Starting with collection, yes, it is much more efficient for the Streets Department to run one set of trucks to pick up all of Philly’s recyclable material. But when glass is collected with paper, and food packaging is collected with food waste still on it, that leads to a stew of contaminated recycling. Crushed glass can’t be separated from small bits of paper. Paper is covered with residual liquids and food. And even if the paper was somehow spared, all it takes is a rainy day in a city that doesn’t provide recycling cans with lids for the paper to become a wet, unrecoverable mess. So that single truck is actually terrible for recovering materials.

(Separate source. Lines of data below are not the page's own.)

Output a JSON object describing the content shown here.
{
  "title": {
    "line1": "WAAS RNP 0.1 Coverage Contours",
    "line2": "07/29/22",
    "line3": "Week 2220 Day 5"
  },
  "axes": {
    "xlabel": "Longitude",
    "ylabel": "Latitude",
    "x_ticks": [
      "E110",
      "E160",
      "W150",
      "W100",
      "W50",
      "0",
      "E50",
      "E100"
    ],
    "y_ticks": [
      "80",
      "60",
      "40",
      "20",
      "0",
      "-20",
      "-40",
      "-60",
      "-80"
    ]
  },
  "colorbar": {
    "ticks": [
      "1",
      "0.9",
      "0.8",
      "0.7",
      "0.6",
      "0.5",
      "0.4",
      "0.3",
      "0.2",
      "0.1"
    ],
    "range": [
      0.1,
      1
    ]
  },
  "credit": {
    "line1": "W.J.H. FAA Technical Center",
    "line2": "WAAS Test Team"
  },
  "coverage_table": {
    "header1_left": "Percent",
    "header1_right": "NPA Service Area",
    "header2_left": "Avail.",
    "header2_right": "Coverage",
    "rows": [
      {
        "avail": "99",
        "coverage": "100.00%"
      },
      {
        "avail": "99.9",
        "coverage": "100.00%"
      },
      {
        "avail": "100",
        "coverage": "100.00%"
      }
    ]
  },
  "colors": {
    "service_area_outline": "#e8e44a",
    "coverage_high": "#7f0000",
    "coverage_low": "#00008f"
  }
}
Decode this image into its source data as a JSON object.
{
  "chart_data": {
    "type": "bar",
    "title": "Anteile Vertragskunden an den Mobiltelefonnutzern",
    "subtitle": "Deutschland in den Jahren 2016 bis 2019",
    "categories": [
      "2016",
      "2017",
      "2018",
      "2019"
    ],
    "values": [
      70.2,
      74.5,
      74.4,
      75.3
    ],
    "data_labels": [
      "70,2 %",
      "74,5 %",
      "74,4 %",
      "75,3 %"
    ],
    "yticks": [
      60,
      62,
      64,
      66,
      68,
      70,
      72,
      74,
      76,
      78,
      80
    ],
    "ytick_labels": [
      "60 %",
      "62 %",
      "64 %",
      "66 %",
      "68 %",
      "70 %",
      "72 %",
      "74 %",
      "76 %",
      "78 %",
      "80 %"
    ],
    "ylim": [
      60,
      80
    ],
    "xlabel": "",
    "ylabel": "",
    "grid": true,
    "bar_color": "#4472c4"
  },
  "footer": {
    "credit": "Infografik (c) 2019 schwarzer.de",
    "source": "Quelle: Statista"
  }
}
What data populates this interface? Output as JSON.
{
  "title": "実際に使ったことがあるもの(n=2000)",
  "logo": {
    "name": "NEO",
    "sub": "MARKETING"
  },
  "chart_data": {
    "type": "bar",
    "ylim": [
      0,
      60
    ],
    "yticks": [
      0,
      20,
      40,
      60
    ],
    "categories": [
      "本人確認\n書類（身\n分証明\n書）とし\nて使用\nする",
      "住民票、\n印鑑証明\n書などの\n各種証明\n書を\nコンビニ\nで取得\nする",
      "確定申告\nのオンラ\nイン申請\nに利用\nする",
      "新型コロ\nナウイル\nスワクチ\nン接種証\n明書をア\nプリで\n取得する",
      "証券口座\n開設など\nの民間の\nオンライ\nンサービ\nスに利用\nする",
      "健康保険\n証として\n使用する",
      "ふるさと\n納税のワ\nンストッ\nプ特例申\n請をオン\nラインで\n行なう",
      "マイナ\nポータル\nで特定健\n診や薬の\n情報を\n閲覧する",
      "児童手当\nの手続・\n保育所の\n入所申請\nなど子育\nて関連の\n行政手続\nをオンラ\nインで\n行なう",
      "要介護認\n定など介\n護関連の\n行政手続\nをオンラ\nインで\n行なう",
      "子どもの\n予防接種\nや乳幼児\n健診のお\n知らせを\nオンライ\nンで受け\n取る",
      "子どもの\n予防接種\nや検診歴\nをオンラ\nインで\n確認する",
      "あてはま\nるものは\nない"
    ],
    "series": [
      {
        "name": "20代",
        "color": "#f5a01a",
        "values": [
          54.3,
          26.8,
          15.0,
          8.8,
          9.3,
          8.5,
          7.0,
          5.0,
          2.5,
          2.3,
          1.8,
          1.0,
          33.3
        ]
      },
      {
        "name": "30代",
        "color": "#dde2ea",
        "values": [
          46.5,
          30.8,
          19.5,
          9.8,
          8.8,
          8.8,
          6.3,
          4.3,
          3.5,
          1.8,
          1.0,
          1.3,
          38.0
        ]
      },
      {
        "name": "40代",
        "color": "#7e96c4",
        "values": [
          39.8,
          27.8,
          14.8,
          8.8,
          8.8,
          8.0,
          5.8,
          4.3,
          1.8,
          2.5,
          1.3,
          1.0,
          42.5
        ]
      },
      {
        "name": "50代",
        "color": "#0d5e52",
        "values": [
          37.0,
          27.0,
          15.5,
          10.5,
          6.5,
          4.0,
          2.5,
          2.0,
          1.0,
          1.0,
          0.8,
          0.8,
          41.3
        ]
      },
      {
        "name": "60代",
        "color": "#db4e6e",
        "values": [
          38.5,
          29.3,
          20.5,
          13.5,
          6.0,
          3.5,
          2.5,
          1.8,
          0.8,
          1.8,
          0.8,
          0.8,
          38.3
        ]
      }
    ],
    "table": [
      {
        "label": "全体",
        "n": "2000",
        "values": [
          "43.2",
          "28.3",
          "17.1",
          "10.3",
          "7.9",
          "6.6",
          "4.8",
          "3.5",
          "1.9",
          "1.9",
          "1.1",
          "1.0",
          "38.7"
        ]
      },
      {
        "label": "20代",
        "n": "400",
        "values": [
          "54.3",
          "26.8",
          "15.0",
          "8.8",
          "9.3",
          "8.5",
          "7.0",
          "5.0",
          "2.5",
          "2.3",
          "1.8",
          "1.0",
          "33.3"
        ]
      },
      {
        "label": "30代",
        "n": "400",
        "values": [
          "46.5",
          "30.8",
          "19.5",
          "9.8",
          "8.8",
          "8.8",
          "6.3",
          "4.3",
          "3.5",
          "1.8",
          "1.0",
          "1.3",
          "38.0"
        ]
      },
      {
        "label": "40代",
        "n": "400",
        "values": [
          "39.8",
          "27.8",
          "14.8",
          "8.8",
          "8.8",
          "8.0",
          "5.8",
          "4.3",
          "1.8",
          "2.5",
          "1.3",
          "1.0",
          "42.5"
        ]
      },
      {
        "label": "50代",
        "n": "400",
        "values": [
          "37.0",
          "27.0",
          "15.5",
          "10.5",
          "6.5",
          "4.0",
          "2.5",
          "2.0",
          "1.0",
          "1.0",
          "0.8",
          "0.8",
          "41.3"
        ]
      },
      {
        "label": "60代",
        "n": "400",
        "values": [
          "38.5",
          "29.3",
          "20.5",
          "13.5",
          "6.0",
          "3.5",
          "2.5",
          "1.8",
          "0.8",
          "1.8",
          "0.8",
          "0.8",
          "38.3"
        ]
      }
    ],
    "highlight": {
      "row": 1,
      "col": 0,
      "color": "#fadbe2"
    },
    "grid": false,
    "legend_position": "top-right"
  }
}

Additionally, as Green Philly reported in September 2020, trucks lack onboard GPS. Routes are assigned by paper spreadsheet, making it virtually impossible to adapt to changing waste patterns in a timely manner. This leads to crises such as the one Philadelphia experienced in the summer of 2020, when the pandemic caused waste volumes to increase and caught a flat-footed Streets Department unable to collect the trash and recycling—in some neighborhoods, for over a month.

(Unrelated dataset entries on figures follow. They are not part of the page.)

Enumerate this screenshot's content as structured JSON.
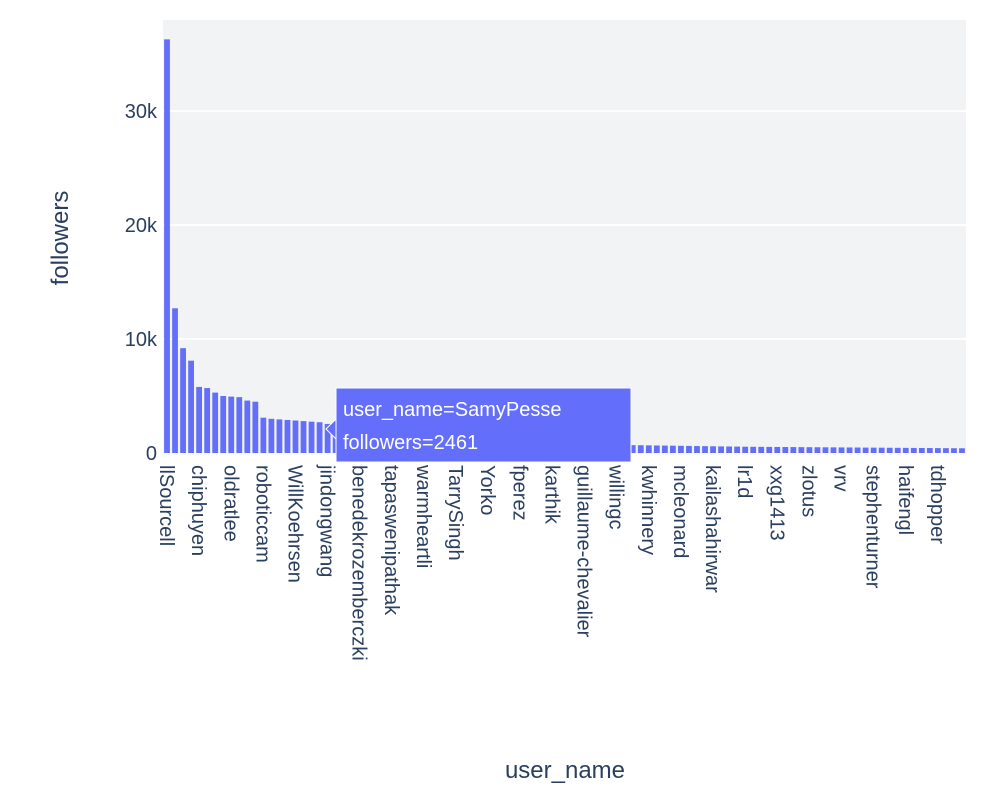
{
  "chart_data": {
    "type": "bar",
    "title": "",
    "xlabel": "user_name",
    "ylabel": "followers",
    "ylim": [
      0,
      38000
    ],
    "yticks": [
      0,
      10000,
      20000,
      30000
    ],
    "ytick_labels": [
      "0",
      "10k",
      "20k",
      "30k"
    ],
    "grid": true,
    "bar_color": "#636efa",
    "plot_bg": "#f2f3f4",
    "x_tick_labels": [
      {
        "index": 0,
        "label": "llSourcell"
      },
      {
        "index": 4,
        "label": "chiphuyen"
      },
      {
        "index": 8,
        "label": "oldratlee"
      },
      {
        "index": 12,
        "label": "roboticcam"
      },
      {
        "index": 16,
        "label": "WillKoehrsen"
      },
      {
        "index": 20,
        "label": "jindongwang"
      },
      {
        "index": 24,
        "label": "benedekrozemberczki"
      },
      {
        "index": 28,
        "label": "tapaswenipathak"
      },
      {
        "index": 32,
        "label": "warmheartli"
      },
      {
        "index": 36,
        "label": "TarrySingh"
      },
      {
        "index": 40,
        "label": "Yorko"
      },
      {
        "index": 44,
        "label": "fperez"
      },
      {
        "index": 48,
        "label": "karthik"
      },
      {
        "index": 52,
        "label": "guillaume-chevalier"
      },
      {
        "index": 56,
        "label": "willingc"
      },
      {
        "index": 60,
        "label": "kwhinnery"
      },
      {
        "index": 64,
        "label": "mcleonard"
      },
      {
        "index": 68,
        "label": "kailashahirwar"
      },
      {
        "index": 72,
        "label": "lr1d"
      },
      {
        "index": 76,
        "label": "xxg1413"
      },
      {
        "index": 80,
        "label": "zlotus"
      },
      {
        "index": 84,
        "label": "vrv"
      },
      {
        "index": 88,
        "label": "stephenturner"
      },
      {
        "index": 92,
        "label": "haifengl"
      },
      {
        "index": 96,
        "label": "tdhopper"
      }
    ],
    "values": [
      36300,
      12700,
      9200,
      8100,
      5800,
      5700,
      5300,
      5000,
      4950,
      4900,
      4600,
      4500,
      3100,
      3000,
      2950,
      2900,
      2850,
      2800,
      2750,
      2700,
      2550,
      2500,
      2461,
      2300,
      2100,
      1900,
      1800,
      1700,
      1600,
      1500,
      1400,
      1350,
      1300,
      1250,
      1200,
      1150,
      1100,
      1050,
      1000,
      980,
      960,
      940,
      920,
      900,
      880,
      860,
      840,
      820,
      800,
      790,
      780,
      770,
      760,
      750,
      740,
      730,
      720,
      700,
      690,
      680,
      670,
      660,
      650,
      640,
      630,
      620,
      610,
      600,
      590,
      580,
      570,
      560,
      550,
      545,
      540,
      535,
      530,
      525,
      520,
      515,
      510,
      505,
      500,
      495,
      490,
      485,
      480,
      475,
      470,
      465,
      460,
      455,
      450,
      445,
      440,
      435,
      430,
      425,
      420,
      415
    ],
    "hover": {
      "index": 22,
      "line1": "user_name=SamyPesse",
      "line2": "followers=2461"
    }
  }
}
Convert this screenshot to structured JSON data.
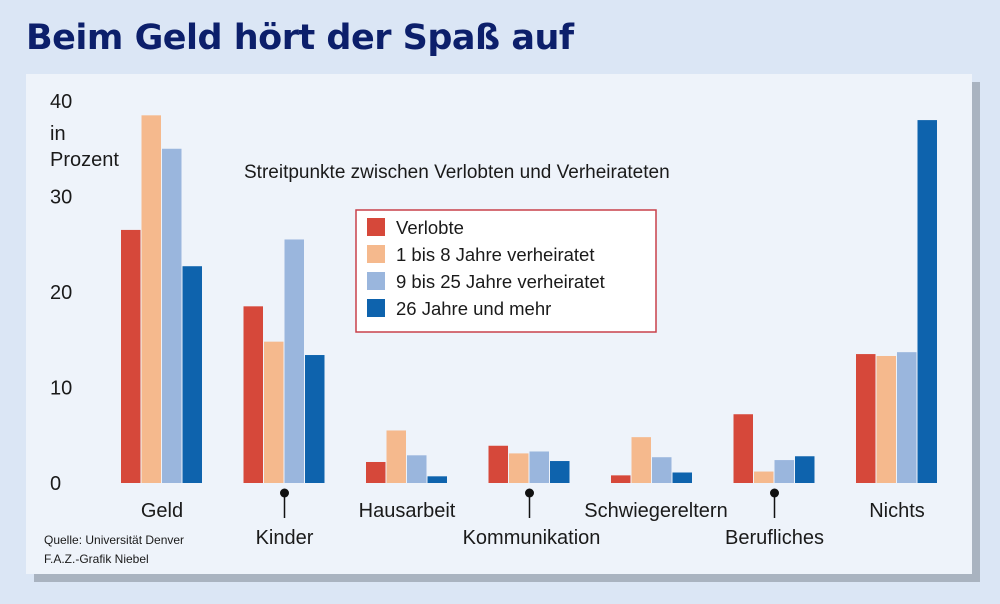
{
  "title": "Beim Geld hört der Spaß auf",
  "source_lines": [
    "Quelle: Universität Denver",
    "F.A.Z.-Grafik Niebel"
  ],
  "colors": {
    "background": "#dbe6f5",
    "panel": "#eef3fa",
    "title": "#0c1f6b",
    "legend_border": "#c9414a"
  },
  "chart_data": {
    "type": "bar",
    "subtitle": "Streitpunkte zwischen Verlobten und Verheirateten",
    "ylabel": "in Prozent",
    "ylabel_lines": [
      "in",
      "Prozent"
    ],
    "ylim": [
      0,
      40
    ],
    "yticks": [
      0,
      10,
      20,
      30,
      40
    ],
    "grid": false,
    "legend_position": "center-top",
    "categories": [
      "Geld",
      "Kinder",
      "Hausarbeit",
      "Kommunikation",
      "Schwiegereltern",
      "Berufliches",
      "Nichts"
    ],
    "series": [
      {
        "name": "Verlobte",
        "color": "#d6483a",
        "values": [
          26.5,
          18.5,
          2.2,
          3.9,
          0.8,
          7.2,
          13.5
        ]
      },
      {
        "name": "1 bis 8 Jahre verheiratet",
        "color": "#f5b98d",
        "values": [
          38.5,
          14.8,
          5.5,
          3.1,
          4.8,
          1.2,
          13.3
        ]
      },
      {
        "name": "9 bis 25 Jahre verheiratet",
        "color": "#9ab6dd",
        "values": [
          35.0,
          25.5,
          2.9,
          3.3,
          2.7,
          2.4,
          13.7
        ]
      },
      {
        "name": "26 Jahre und mehr",
        "color": "#0e63ad",
        "values": [
          22.7,
          13.4,
          0.7,
          2.3,
          1.1,
          2.8,
          38.0
        ]
      }
    ]
  }
}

Finally, a chronically understaffed Recycling Office with no planning capacity makes it impossible for the City to simply keep up with recycling, let alone innovate to mitigate future crises. Over the past two decades, the Recycling Office has averaged 1-2 personnel (and sometimes zero) for a city of 1.5 million people. For comparison, San Antonio, which is comparably sized, boasted a recycling staff of twenty-two pre-pandemic. It’s no wonder that Philadelphia’s recycling system is broken when, at times, there is literally no one there to manage it.
The Market
Let’s say that, somehow, recyclable materials do make it through the material recovery facility that the City contracts with. There’s no guarantee that these materials are actually recycled. At its heart, recycling is an economic system. Recycled materials are commodities, and the prices for those commodities fluctuate due to market conditions and good old supply and demand. If markets find a use for recycled materials (such as in the cases of aluminum, cardboard, and plastics #1 and #2), and they’re worth an attractive price, then they get recycled. If the markets don’t work in a recycled material’s favor, then it gets scrapped.

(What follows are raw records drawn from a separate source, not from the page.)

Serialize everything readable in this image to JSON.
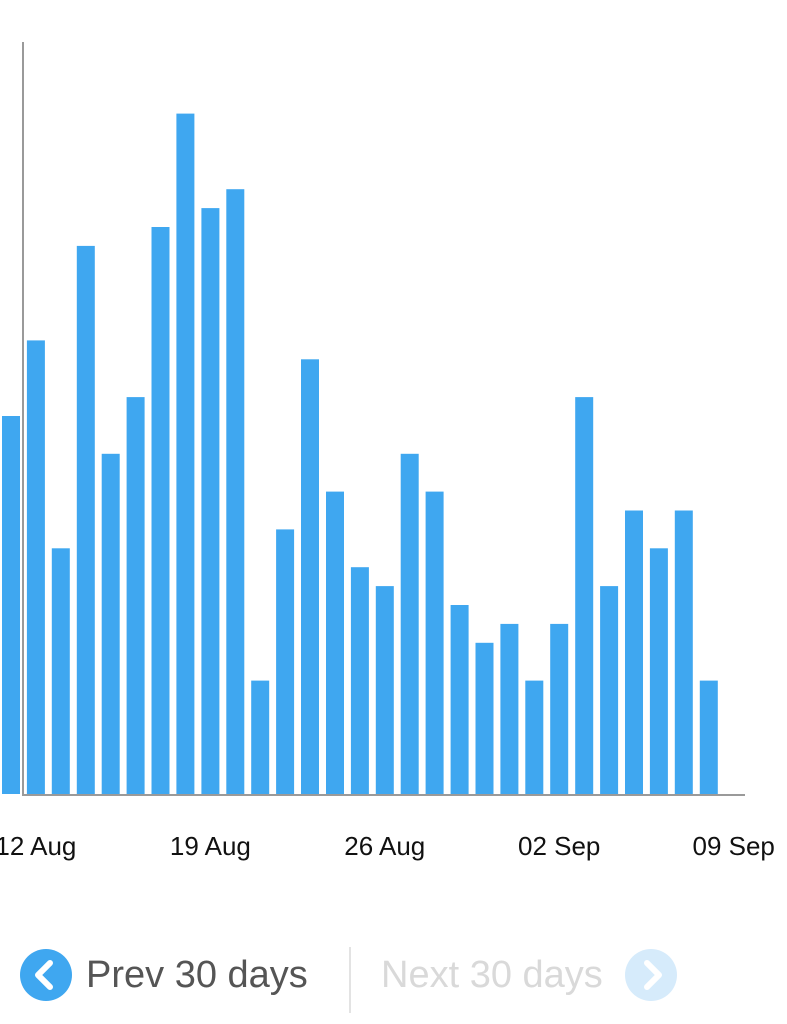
{
  "chart_data": {
    "type": "bar",
    "categories": [
      "11 Aug",
      "12 Aug",
      "13 Aug",
      "14 Aug",
      "15 Aug",
      "16 Aug",
      "17 Aug",
      "18 Aug",
      "19 Aug",
      "20 Aug",
      "21 Aug",
      "22 Aug",
      "23 Aug",
      "24 Aug",
      "25 Aug",
      "26 Aug",
      "27 Aug",
      "28 Aug",
      "29 Aug",
      "30 Aug",
      "31 Aug",
      "01 Sep",
      "02 Sep",
      "03 Sep",
      "04 Sep",
      "05 Sep",
      "06 Sep",
      "07 Sep",
      "08 Sep",
      "09 Sep"
    ],
    "values": [
      20,
      24,
      13,
      29,
      18,
      21,
      30,
      36,
      31,
      32,
      6,
      14,
      23,
      16,
      12,
      11,
      18,
      16,
      10,
      8,
      9,
      6,
      9,
      21,
      11,
      15,
      13,
      15,
      6,
      0
    ],
    "x_tick_labels": [
      "12 Aug",
      "19 Aug",
      "26 Aug",
      "02 Sep",
      "09 Sep"
    ],
    "ylim": [
      0,
      40
    ],
    "grid": false,
    "bar_color": "#3fa7f0",
    "title": "",
    "xlabel": "",
    "ylabel": ""
  },
  "pager": {
    "prev_label": "Prev 30 days",
    "next_label": "Next 30 days",
    "prev_icon": "chevron-left-circle-icon",
    "next_icon": "chevron-right-circle-icon",
    "prev_enabled": true,
    "next_enabled": false,
    "accent_color": "#3fa7f0",
    "disabled_color": "#d6ebfb"
  }
}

Going back to pre-2018, when most of Philadelphia’s recycling was headed for China, only about 9% of the plastic produced was actually recycled, according to PBS Frontline. Our current system is run by vertically-integrated waste management companies that also own landfills and incinerators, and they don’t make money by finding real value for the material. They make money by collecting as much material as they can for a hefty tipping fee and finding the cheapest place possible to send the material.
The Solution
With Philadelphia’s broken process and market conditions, it’s quite apparent that the solution doesn’t exist in the current system. What’s needed is a system where the producer and consumer can work in an interdependent and mutually beneficial way. It’s a system where the consumer efficiently uses single materials and sends them back to the producer for reuse or recycling rather than throwing them in a catch-all bin, even a “recycling bin.” And what’s also needed are infrastructure and economically viable markets for the reuse and recycling of these materials.
We can fix this.
But the businesses in this marketplace can’t do it alone. Imagine if we were able to take even ten percent of the $45 million Philadelphia city government spends each year on trash and recycling and shifted that money to businesses operating with circular principles. That would be $4.5 million invested in circular businesses and our burgeoning circular economy.